Es gibt Sätze, die tauchen plötzlich auf. Gefühlt wie aus dem Nichts, wie aus einem stillen Raum.
Einer davon hat sich in mir festgesetzt:
«Erzähle mir deine Geschichte und ich lerne dich verstehen.»
Es klingt einfach, fast zu banal. Doch in diesen wenigen Worten liegt eine Kraft, die unsere Gesellschaft dringender braucht denn je.
Denn selten war die Welt lauter im Urteilen, schneller im Fingerzeigen und knapper im Zuhören als heutzutage.

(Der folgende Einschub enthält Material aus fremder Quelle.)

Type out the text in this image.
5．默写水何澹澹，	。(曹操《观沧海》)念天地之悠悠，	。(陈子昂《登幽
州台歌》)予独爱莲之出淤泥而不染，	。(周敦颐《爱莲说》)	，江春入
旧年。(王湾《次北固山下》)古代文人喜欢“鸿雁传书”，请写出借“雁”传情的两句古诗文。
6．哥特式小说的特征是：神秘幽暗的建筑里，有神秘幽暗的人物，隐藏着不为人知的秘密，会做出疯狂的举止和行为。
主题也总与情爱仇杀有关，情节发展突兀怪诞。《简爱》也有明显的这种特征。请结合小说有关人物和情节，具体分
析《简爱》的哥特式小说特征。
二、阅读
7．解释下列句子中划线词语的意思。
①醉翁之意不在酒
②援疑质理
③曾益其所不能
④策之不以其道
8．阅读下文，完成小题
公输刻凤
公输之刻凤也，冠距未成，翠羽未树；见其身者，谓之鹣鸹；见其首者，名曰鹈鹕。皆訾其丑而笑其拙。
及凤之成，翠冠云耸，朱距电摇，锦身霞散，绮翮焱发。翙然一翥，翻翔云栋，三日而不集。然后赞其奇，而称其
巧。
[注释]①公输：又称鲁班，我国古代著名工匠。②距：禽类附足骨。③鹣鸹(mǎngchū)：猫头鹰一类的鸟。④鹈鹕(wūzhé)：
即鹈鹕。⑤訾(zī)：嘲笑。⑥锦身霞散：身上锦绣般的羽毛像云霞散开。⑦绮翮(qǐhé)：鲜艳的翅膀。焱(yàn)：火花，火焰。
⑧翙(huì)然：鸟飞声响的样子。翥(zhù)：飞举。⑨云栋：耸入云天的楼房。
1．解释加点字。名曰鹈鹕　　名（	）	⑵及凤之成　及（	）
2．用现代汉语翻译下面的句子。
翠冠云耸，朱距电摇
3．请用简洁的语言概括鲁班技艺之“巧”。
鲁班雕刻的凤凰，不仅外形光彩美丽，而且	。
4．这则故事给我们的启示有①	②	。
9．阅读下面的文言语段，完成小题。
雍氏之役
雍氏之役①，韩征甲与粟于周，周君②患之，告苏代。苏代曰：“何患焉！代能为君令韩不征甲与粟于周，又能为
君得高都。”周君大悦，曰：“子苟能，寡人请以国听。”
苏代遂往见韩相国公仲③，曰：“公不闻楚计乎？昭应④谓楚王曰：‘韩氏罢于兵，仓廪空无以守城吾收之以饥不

Der Finger, der zurückzeigt
Wir alle kennen dieses Bild. Ein Finger zeigt nach draussen, klagt an, beschuldigt, an den Pranger stellend und verurteilend. Doch drei Finger derselben Hand weisen auf einem selbst zurück.

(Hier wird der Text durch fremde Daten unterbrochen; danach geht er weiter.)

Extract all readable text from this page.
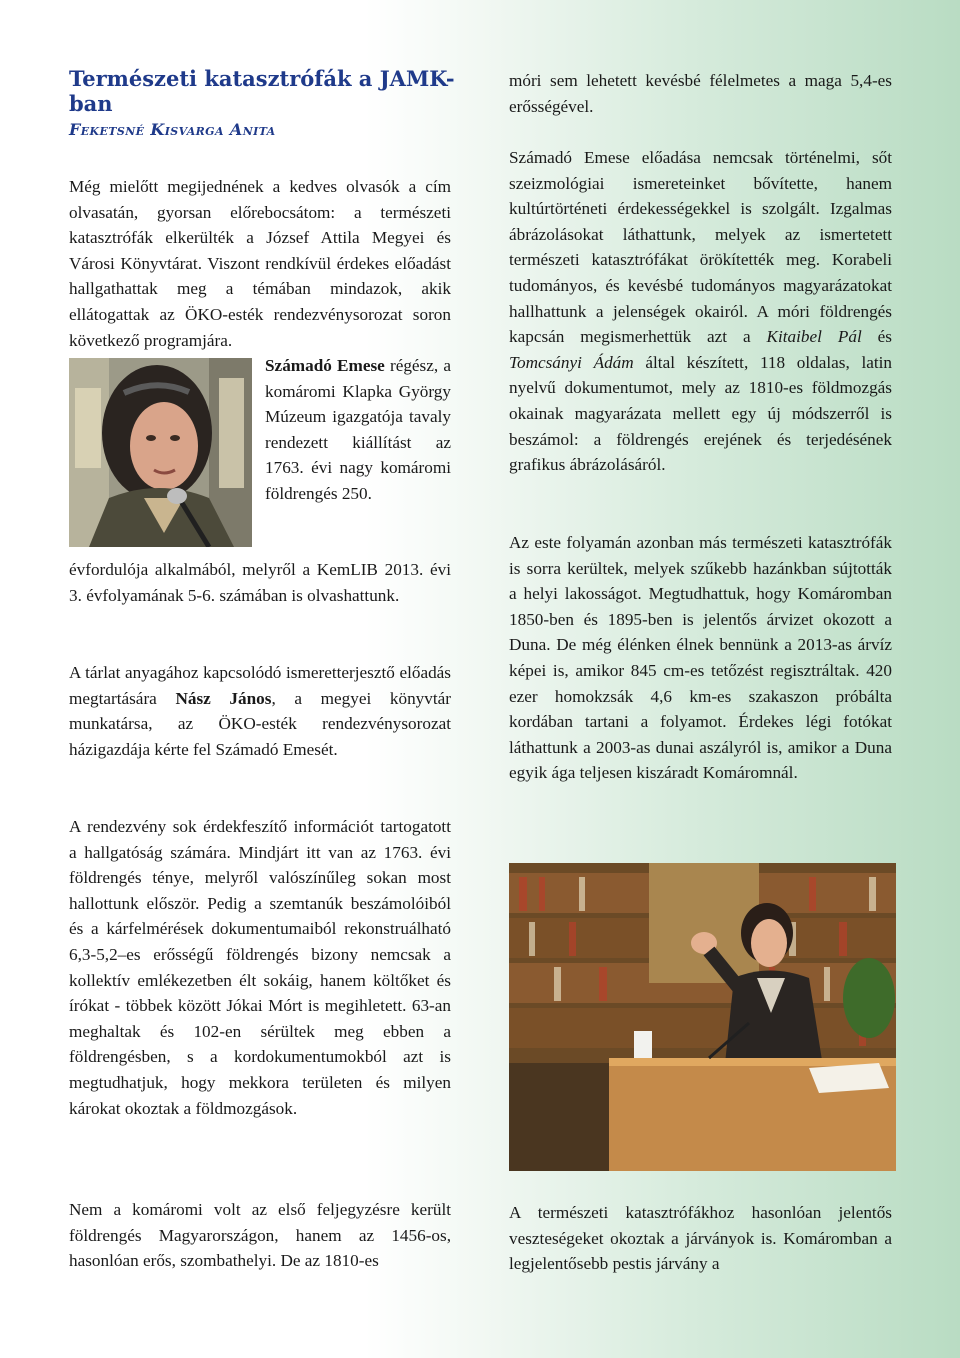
Természeti katasztrófák a JAMK-ban
Feketsné Kisvarga Anita

Még mielőtt megijednének a kedves olvasók a cím olvasatán, gyorsan előrebocsátom: a természeti katasztrófák elkerülték a József Attila Megyei és Városi Könyvtárat. Viszont rendkívül érdekes előadást hallgathattak meg a témában mindazok, akik ellátogattak az ÖKO-esték rendezvénysorozat soron következő programjára.

Számadó Emese régész, a komáromi Klapka György Múzeum igazgatója tavaly rendezett kiállítást az 1763. évi nagy komáromi földrengés 250.

évfordulója alkalmából, melyről a KemLIB 2013. évi 3. évfolyamának 5-6. számában is olvashattunk.

A tárlat anyagához kapcsolódó ismeretterjesztő előadás megtartására Nász János, a megyei könyvtár munkatársa, az ÖKO-esték rendezvénysorozat házigazdája kérte fel Számadó Emesét.

A rendezvény sok érdekfeszítő információt tartogatott a hallgatóság számára. Mindjárt itt van az 1763. évi földrengés ténye, melyről valószínűleg sokan most hallottunk először. Pedig a szemtanúk beszámolóiból és a kárfelmérések dokumentumaiból rekonstruálható 6,3-5,2–es erősségű földrengés bizony nemcsak a kollektív emlékezetben élt sokáig, hanem költőket és írókat - többek között Jókai Mórt is megihletett. 63-an meghaltak és 102-en sérültek meg ebben a földrengésben, s a kordokumentumokból azt is megtudhatjuk, hogy mekkora területen és milyen károkat okoztak a földmozgások.

Nem a komáromi volt az első feljegyzésre került földrengés Magyarországon, hanem az 1456-os, hasonlóan erős, szombathelyi. De az 1810-es

móri sem lehetett kevésbé félelmetes a maga 5,4-es erősségével.

Számadó Emese előadása nemcsak történelmi, sőt szeizmológiai ismereteinket bővítette, hanem kultúrtörténeti érdekességekkel is szolgált. Izgalmas ábrázolásokat láthattunk, melyek az ismertetett természeti katasztrófákat örökítették meg. Korabeli tudományos, és kevésbé tudományos magyarázatokat hallhattunk a jelenségek okairól. A móri földrengés kapcsán megismerhettük azt a Kitaibel Pál és Tomcsányi Ádám által készített, 118 oldalas, latin nyelvű dokumentumot, mely az 1810-es földmozgás okainak magyarázata mellett egy új módszerről is beszámol: a földrengés erejének és terjedésének grafikus ábrázolásáról.

Az este folyamán azonban más természeti katasztrófák is sorra kerültek, melyek szűkebb hazánkban sújtották a helyi lakosságot. Megtudhattuk, hogy Komáromban 1850-ben és 1895-ben is jelentős árvizet okozott a Duna. De még élénken élnek bennünk a 2013-as árvíz képei is, amikor 845 cm-es tetőzést regisztráltak. 420 ezer homokzsák 4,6 km-es szakaszon próbálta kordában tartani a folyamot. Érdekes légi fotókat láthattunk a 2003-as dunai aszályról is, amikor a Duna egyik ága teljesen kiszáradt Komáromnál.

A természeti katasztrófákhoz hasonlóan jelentős veszteségeket okoztak a járványok is. Komáromban a legjelentősebb pestis járvány a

Dieses Bild ist nicht nur eine Mahnung zur Selbstreflexion, es ist vielmehr ein Hinweis, dass Verstehen immer zuerst innen beginnt.
Doch Selbstreflexion ist unbequem. Sie zwingt uns, in den Spiegel zu schauen und zuzugeben, dass wir Teil des Problems sind, das wir so gern im Aussen suchen und somit von uns weisen.

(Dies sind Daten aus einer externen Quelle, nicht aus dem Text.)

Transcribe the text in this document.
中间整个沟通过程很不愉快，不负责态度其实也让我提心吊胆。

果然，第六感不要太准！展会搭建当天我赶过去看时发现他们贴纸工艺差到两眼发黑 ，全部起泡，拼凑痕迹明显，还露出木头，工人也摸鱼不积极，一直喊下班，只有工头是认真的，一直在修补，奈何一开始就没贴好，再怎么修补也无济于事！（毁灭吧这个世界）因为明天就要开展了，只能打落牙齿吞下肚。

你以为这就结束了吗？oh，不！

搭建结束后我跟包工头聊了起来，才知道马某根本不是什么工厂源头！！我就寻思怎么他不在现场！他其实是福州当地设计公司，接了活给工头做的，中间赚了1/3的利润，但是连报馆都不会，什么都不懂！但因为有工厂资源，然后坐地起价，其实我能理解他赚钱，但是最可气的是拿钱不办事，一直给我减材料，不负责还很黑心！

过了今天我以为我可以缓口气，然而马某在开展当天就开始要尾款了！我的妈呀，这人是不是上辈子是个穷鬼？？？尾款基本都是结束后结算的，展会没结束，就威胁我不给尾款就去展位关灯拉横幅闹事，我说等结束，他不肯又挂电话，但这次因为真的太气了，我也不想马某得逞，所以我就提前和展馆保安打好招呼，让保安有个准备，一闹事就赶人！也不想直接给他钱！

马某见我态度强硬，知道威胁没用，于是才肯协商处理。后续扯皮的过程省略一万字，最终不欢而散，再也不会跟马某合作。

Viele Menschen wählen daher den vermeintlich leichteren Weg. Sie reden, sie urteilen, sie fordern und überhören die Geschichten, die andere mit sich tragen. Sie verweigern sich dem Aussen.
Ein König und das Wasser des Wahnsinns
Es gibt eine Geschichte aus einem der Bücher von Dan Millman, die dies wunderbar illustriert.
Hier fasse ich diese Geschichte kurz zusammen.
Ein König lebt auf einem Hügel, weise, gerecht, beliebt. Eines Tages aber wird das Trinkwasser des Volkes vergiftet und alle Menschen werden verrückt. Nur der König, hoch oben in seinem Schloss, bleibt klar.
Doch bald wenden sich die Leute von ihm ab. Seine Urteile wirken lächerlich, seine Weisheit unverständlich.
Er ist plötzlich der Aussenseiter.
Am Ende steigt der König hinab, trinkt vom Brunnen und die Menschen jubeln: «Unser König ist wieder vernünftig!»
Die Moral ist bitter:
Normalität wird von der Mehrheit definiert, nicht von Wahrheit.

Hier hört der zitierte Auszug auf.